Block A has a mass of 5kg and is placed on
the top of smooth triangular block B having a
mass of 25kg. If the system is released from
rest, determine the distance B moves, in
metre, when A reaches the bottom. Neglect
the size of block A.
h=10/3m
K
30°
30°
Answers
Given:
Block A has a mass of 5 kg and is placed on the top of smooth triangular block B having a mass of 25 kg.
To find:
If the system is released from rest, determine the distance B moves, in metre, when A reaches the bottom.
Solution:
Let mA and vA be the mass and velocity of block A and mB and vB be the mass and velocity of block B.

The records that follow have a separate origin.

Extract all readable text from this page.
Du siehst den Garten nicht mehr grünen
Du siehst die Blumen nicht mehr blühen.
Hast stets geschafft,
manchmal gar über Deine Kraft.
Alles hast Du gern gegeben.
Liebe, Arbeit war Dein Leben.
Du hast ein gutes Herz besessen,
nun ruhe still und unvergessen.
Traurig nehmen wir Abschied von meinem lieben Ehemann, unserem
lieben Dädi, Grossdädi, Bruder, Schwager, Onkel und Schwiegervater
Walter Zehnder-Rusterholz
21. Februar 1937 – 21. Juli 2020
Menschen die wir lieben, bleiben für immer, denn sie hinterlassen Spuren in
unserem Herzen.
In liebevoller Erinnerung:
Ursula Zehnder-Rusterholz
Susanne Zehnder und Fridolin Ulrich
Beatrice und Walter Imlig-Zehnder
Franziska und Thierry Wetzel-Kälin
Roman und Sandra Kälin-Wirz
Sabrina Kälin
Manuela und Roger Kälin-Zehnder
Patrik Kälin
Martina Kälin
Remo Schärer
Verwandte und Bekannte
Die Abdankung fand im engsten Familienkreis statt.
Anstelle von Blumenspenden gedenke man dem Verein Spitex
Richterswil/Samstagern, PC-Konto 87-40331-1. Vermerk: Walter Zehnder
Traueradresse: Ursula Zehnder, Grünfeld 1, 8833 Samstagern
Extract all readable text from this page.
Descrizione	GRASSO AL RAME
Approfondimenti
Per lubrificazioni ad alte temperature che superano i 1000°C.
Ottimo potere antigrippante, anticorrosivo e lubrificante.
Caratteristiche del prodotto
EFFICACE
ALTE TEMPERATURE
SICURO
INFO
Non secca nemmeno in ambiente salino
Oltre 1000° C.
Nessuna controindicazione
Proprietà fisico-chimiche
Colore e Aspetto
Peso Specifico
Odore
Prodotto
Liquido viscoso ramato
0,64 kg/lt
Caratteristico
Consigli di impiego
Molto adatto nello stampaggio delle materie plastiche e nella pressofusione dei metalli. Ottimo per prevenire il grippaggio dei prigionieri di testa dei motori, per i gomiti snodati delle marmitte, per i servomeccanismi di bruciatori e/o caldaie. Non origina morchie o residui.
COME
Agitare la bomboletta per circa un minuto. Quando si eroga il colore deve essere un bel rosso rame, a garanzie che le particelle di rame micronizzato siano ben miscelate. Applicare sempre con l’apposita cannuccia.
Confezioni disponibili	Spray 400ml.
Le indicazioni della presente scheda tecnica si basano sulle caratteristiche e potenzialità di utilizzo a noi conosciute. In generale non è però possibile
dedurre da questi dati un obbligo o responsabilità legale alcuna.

Applying the conservation of momentum, we get,
mA(vA)₀ + mB(vB)₀ = mAvA + mBvB
using the given data in above equation, we get,
5 × 0 + 25 × 0 = 5 (-vA) + 25vB
5vA = 25vB
∴ vA = 5vB ...........(1)
Now, using relative velocity relation, we get,
vB/A = vB - (-vA)
vB/A = vB + vA
using equation (1) in above equation, we get,
vB/A = vB + 5vB
∴ vB/A = 6vB
integrating this equation w.r.t time, we get,
sB/A = 6sB
sin 30° = 1/2 = 0.5
sB = sB/A/6
sB = 0.5/6 = 0.0833
Therefore, the distance B moves, in metre, when A reaches the bottom is 0.083 m.